Esta mañana fue, como ya anunciábamos aquí la XVIII Fiesta de la bicicleta en Madrid. Bajaba a las ocho y media por el Paseo de La Castellana cuando de pronto empiezo a oir la rueda rara. ¡Un pinchazo! Un trozo de alambre increíblemente grande se había incrustado en la cubierta atravesando la rueda como si fuese mantequilla.
Me detengo un momento a pensar en que el día había terminado antes de empezar cuando empiezo a ver un montón de gente bajar hacia el punto de partida… ¡Hay que pedir una recámara al que vea pasar cerca! Me puse a gritar como un loco a todo el que pasaba con bici hasta que una apuesta muchacha me dijo:
Es la única que tengo, espero no pinchar.
Diciendo ésto abrió su mochila y me dio la recámara. Manos a la obra, cambio la rueda en menos tiempo en el que lo estoy escribiendo y sigo en dirección al Parque del Retiro. Allí están esperándome dos amigos del trabajo con los que he quedado:
Diez mil personas parten de la calle Menéndez Pelayo en dirección a Plaza de Castilla después de que Carlitos Moreno (el Pulpo) diese la salida.
Y el decir diez mil no es por un cálculo aproximado. La gente llevaba su dorsal en la espalda y hemos visto números alrededor del 9980. Lo mejor del paseo han sido sin duda la cara de la gente queriendo cruzar andando por los semáforos, sorteando bicicletas como podían y corriendo cuando era necesario. También ha estado bien la gran variedad de corredores: sillitas acopladas, bicicletas dobles, patines (Carmen podías haber venido con los patines!)…
Incluso piratas cantando al son de la botella de ron y pidiendo un carril bici ya por el centro de la ciudad (transcripción: «¡que pa’las bicis queremos un carril!»):
La organización de la llegada es la que ha dejado un poco que desear. Pensaba que darían algo a cada participante aunque fuese por haber formado parte de todo esto pero en lugar de eso las bicicletas han ido acumulándose hasta que la gente se ha dispersado por falta de espacio. Además, cuando ya nos íbamos camiseta en mano, eso sí, había gente que aún no había llegado a meta. Hubiese estado bien un reparto para todos los participantes de alguna bebida isotónica o similar aunque también es cierto que para tanta gente como había ha estado estupendo.

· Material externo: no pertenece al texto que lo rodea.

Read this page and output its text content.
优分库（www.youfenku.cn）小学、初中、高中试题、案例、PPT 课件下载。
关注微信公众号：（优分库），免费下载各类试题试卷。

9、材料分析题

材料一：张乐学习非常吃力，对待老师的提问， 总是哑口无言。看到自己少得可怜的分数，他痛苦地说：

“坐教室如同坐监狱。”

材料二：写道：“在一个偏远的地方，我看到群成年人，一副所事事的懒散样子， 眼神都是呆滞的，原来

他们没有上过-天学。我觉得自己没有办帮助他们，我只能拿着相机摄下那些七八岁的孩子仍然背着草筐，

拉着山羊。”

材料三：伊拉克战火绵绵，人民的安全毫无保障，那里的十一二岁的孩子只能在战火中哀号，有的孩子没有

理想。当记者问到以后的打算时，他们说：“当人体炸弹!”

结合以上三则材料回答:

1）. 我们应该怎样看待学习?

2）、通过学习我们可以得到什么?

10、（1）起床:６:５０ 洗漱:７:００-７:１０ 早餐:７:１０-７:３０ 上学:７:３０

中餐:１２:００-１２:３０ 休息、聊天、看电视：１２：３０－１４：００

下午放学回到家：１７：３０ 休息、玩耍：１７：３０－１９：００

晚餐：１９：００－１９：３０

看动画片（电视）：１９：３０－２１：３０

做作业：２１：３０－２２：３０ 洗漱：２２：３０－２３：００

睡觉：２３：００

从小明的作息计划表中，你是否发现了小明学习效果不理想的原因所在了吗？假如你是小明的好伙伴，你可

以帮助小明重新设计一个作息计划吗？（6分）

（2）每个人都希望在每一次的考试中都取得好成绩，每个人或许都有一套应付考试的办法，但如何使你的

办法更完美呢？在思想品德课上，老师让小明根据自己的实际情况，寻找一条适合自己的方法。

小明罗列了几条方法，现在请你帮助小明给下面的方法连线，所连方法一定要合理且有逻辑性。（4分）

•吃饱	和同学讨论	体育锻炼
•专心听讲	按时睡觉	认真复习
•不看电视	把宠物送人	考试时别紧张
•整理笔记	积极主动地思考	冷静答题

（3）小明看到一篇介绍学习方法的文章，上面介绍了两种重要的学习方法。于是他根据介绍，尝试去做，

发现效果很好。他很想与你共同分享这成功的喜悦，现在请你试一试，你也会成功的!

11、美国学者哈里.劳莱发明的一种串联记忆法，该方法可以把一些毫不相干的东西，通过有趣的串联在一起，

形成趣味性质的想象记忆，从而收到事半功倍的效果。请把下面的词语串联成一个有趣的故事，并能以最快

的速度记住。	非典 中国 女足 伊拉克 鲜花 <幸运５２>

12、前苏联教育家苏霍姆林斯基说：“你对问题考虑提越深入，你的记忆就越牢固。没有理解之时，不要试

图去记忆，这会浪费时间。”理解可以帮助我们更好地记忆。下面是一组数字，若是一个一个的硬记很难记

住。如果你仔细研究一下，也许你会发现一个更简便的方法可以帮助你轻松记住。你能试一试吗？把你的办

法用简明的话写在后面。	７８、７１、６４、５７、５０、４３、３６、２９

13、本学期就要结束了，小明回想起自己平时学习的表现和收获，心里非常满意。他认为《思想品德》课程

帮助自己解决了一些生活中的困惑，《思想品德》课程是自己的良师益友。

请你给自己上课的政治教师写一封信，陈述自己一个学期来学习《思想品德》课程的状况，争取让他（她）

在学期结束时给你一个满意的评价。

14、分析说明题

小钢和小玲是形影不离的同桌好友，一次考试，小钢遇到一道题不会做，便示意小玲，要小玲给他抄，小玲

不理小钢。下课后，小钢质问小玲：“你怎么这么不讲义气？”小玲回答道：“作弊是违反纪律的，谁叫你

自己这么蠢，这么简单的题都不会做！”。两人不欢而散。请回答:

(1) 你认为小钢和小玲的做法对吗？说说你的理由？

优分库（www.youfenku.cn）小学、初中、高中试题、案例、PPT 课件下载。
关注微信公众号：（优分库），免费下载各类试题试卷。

A la vuelta unos bocadillos en Plaza de España y metro a casa.






No hay comentarios en “Crónica de la Fiesta de la bicicleta”
octubre 5th, 2006 en 22:25
¿Y con la muchacha qué tal?
¿La chupaba?
octubre 3rd, 2006 en 11:39
Que previsor eres… xDDD
Menos mal que aún queda gente buena por el mundo :)
octubre 6th, 2006 en 23:55
erm… aceptamos barco.
de toda smaneras ya es mala ostia pinchar justo ese puto dia nene. a ver si dejamos de insultar a brujas gitanas tuertas y con pata de palo que luego pasa lo que pasa.
hasta luegorl!
octubre 6th, 2006 en 16:03
Haces unos chistes tan malos, que forzosamente hay que reírse.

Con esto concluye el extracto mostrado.